The UK has passed a bill into law that treats digital assets, such as cryptocurrencies and stablecoins, as property, which advocates say will better protect crypto users.

Lord Speaker John McFall announced in the House of Lords on Tuesday that the Property (Digital Assets etc) Bill was given royal assent, meaning King Charles agreed to make the bill into an Act of Parliament and passed it into law.

Freddie New, policy chief at advocacy group Bitcoin Policy UK, said on X that the bill “becoming law is a massive step forward for Bitcoin in the United Kingdom and for everyone who holds and uses it here.”

Source: Freddie New

Common law in the UK, based on judges’ decisions, has established that digital assets are property, but the bill sought to codify a recommendation made by the Law Commission of England and Wales in 2024 that crypto be categorized as a new form of personal property for clarity.

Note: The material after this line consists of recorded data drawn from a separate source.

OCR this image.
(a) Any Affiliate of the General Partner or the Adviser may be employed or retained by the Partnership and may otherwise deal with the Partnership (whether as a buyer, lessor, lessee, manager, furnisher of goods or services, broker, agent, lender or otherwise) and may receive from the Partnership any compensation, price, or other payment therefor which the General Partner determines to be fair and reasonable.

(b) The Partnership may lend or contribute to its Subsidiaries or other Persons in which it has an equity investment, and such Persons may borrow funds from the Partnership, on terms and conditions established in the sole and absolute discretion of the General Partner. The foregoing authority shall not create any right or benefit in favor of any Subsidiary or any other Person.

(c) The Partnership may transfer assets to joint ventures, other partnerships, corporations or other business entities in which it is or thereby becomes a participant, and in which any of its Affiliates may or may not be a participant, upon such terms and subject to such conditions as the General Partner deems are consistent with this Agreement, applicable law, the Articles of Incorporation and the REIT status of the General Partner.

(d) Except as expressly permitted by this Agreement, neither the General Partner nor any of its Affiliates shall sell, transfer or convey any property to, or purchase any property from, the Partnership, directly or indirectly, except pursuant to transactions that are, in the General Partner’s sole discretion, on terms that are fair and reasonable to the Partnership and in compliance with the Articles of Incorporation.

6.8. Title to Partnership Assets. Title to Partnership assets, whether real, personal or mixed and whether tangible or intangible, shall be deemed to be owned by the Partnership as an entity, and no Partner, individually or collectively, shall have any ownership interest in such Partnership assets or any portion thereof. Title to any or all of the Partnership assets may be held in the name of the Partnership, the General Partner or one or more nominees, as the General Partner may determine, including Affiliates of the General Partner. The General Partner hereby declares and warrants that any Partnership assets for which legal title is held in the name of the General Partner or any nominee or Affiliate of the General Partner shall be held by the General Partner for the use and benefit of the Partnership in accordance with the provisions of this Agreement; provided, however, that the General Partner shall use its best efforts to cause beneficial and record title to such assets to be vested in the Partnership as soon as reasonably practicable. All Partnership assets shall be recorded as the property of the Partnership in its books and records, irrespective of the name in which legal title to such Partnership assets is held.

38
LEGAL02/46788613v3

“UK courts have already treated digital assets as property, but that was all through case-by-case judgments,” said the advocacy group CryptoUK. “Parliament has now written this principle into law.”

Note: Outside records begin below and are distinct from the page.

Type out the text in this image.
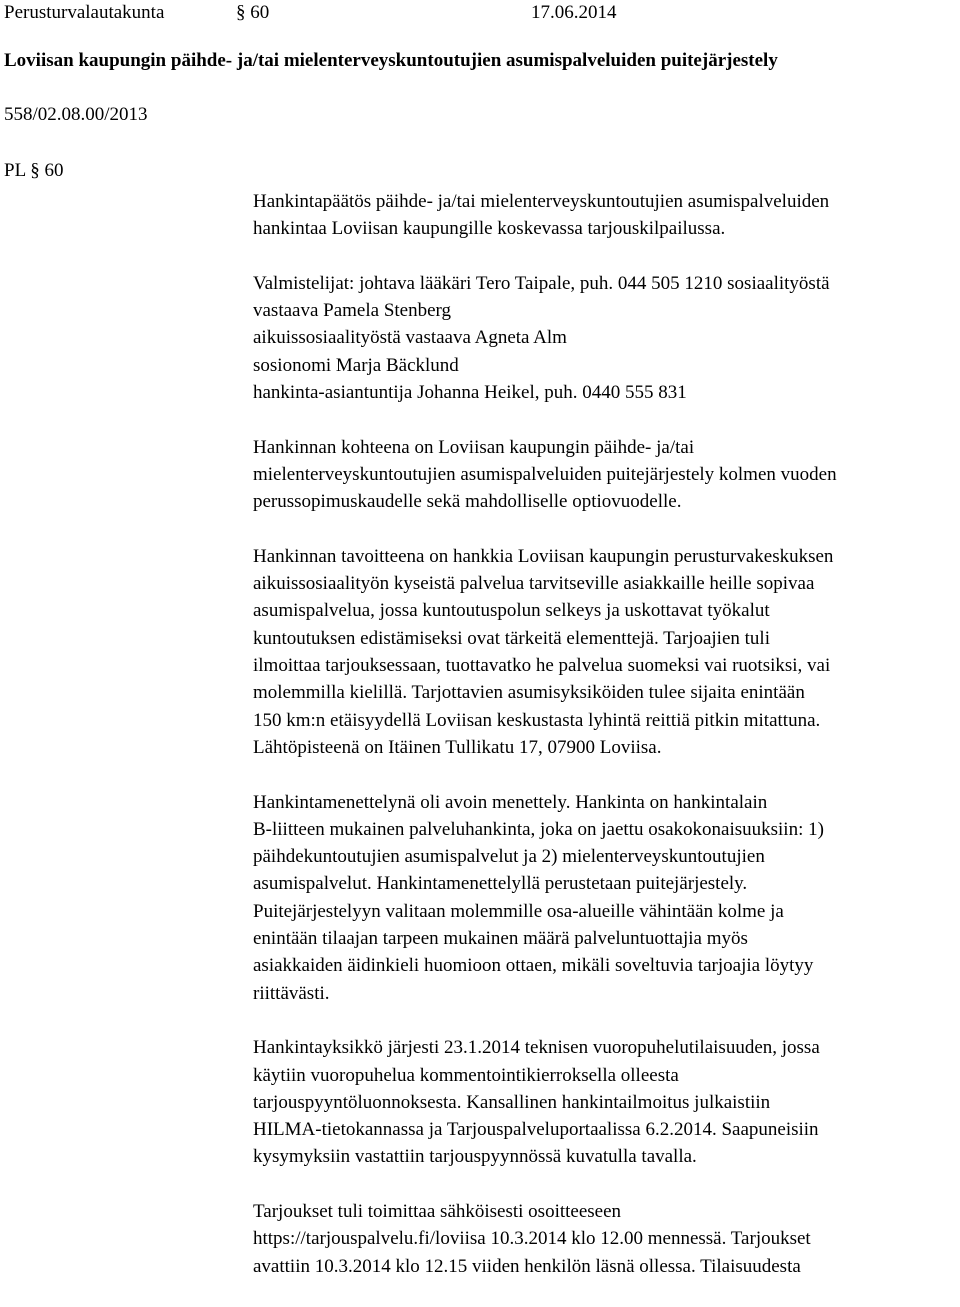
Perusturvalautakunta	§ 60	17.06.2014
Loviisan kaupungin päihde- ja/tai mielenterveyskuntoutujien asumispalveluiden puitejärjestely
558/02.08.00/2013
PL § 60

Hankintapäätös päihde- ja/tai mielenterveyskuntoutujien asumispalveluiden
hankintaa Loviisan kaupungille koskevassa tarjouskilpailussa.

Valmistelijat: johtava lääkäri Tero Taipale, puh. 044 505 1210 sosiaalityöstä
vastaava Pamela Stenberg
aikuissosiaalityöstä vastaava Agneta Alm
sosionomi Marja Bäcklund
hankinta-asiantuntija Johanna Heikel, puh. 0440 555 831

Hankinnan kohteena on Loviisan kaupungin päihde- ja/tai
mielenterveyskuntoutujien asumispalveluiden puitejärjestely kolmen vuoden
perussopimuskaudelle sekä mahdolliselle optiovuodelle.

Hankinnan tavoitteena on hankkia Loviisan kaupungin perusturvakeskuksen
aikuissosiaalityön kyseistä palvelua tarvitseville asiakkaille heille sopivaa
asumispalvelua, jossa kuntoutuspolun selkeys ja uskottavat työkalut
kuntoutuksen edistämiseksi ovat tärkeitä elementtejä. Tarjoajien tuli
ilmoittaa tarjouksessaan, tuottavatko he palvelua suomeksi vai ruotsiksi, vai
molemmilla kielillä. Tarjottavien asumisyksiköiden tulee sijaita enintään
150 km:n etäisyydellä Loviisan keskustasta lyhintä reittiä pitkin mitattuna.
Lähtöpisteenä on Itäinen Tullikatu 17, 07900 Loviisa.

Hankintamenettelynä oli avoin menettely. Hankinta on hankintalain
B-liitteen mukainen palveluhankinta, joka on jaettu osakokonaisuuksiin: 1)
päihdekuntoutujien asumispalvelut ja 2) mielenterveyskuntoutujien
asumispalvelut. Hankintamenettelyllä perustetaan puitejärjestely.
Puitejärjestelyyn valitaan molemmille osa-alueille vähintään kolme ja
enintään tilaajan tarpeen mukainen määrä palveluntuottajia myös
asiakkaiden äidinkieli huomioon ottaen, mikäli soveltuvia tarjoajia löytyy
riittävästi.

Hankintayksikkö järjesti 23.1.2014 teknisen vuoropuhelutilaisuuden, jossa
käytiin vuoropuhelua kommentointikierroksella olleesta
tarjouspyyntöluonnoksesta. Kansallinen hankintailmoitus julkaistiin
HILMA-tietokannassa ja Tarjouspalveluportaalissa 6.2.2014. Saapuneisiin
kysymyksiin vastattiin tarjouspyynnössä kuvatulla tavalla.

Tarjoukset tuli toimittaa sähköisesti osoitteeseen
https://tarjouspalvelu.fi/loviisa 10.3.2014 klo 12.00 mennessä. Tarjoukset
avattiin 10.3.2014 klo 12.15 viiden henkilön läsnä ollessa. Tilaisuudesta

“This gives digital assets a much clearer legal footing — especially for things like proving ownership, recovering stolen assets, and handling them in insolvency or estate cases,” it added.

Digital “things” now considered personal property

CryptoUK said that the bill confirms “that digital or electronic ‘things’ can be objects of personal property rights.”

UK law categorizes personal property in two ways: a “thing in possession,” which is tangible property such as a car, and and a “thing in action,” intangible property, like the right to enforce a contract.

The bill clarifies that “a thing that is digital or electronic in nature” isn’t outside the realm of personal property rights just because it is neither a “thing in possession” nor a “thing in action.”

The Law Commission argued in its report in 2024 that digital assets can possess both qualities, and said that their unclear fit into property rights laws could hamstring dispute resolutions in court.

Related: Group of EU banks pushes for a euro-pegged stablecoin by 2027

Change gives “greater clarity” to crypto users

CryptoUK said on X that the law gives “greater clarity and protection for consumers and investors” and gives crypto holders “the same confidence and certainty they expect with other forms of property.”

“Digital assets can be clearly owned, recovered in cases of theft or fraud, and included within insolvency and estate processes,” it added.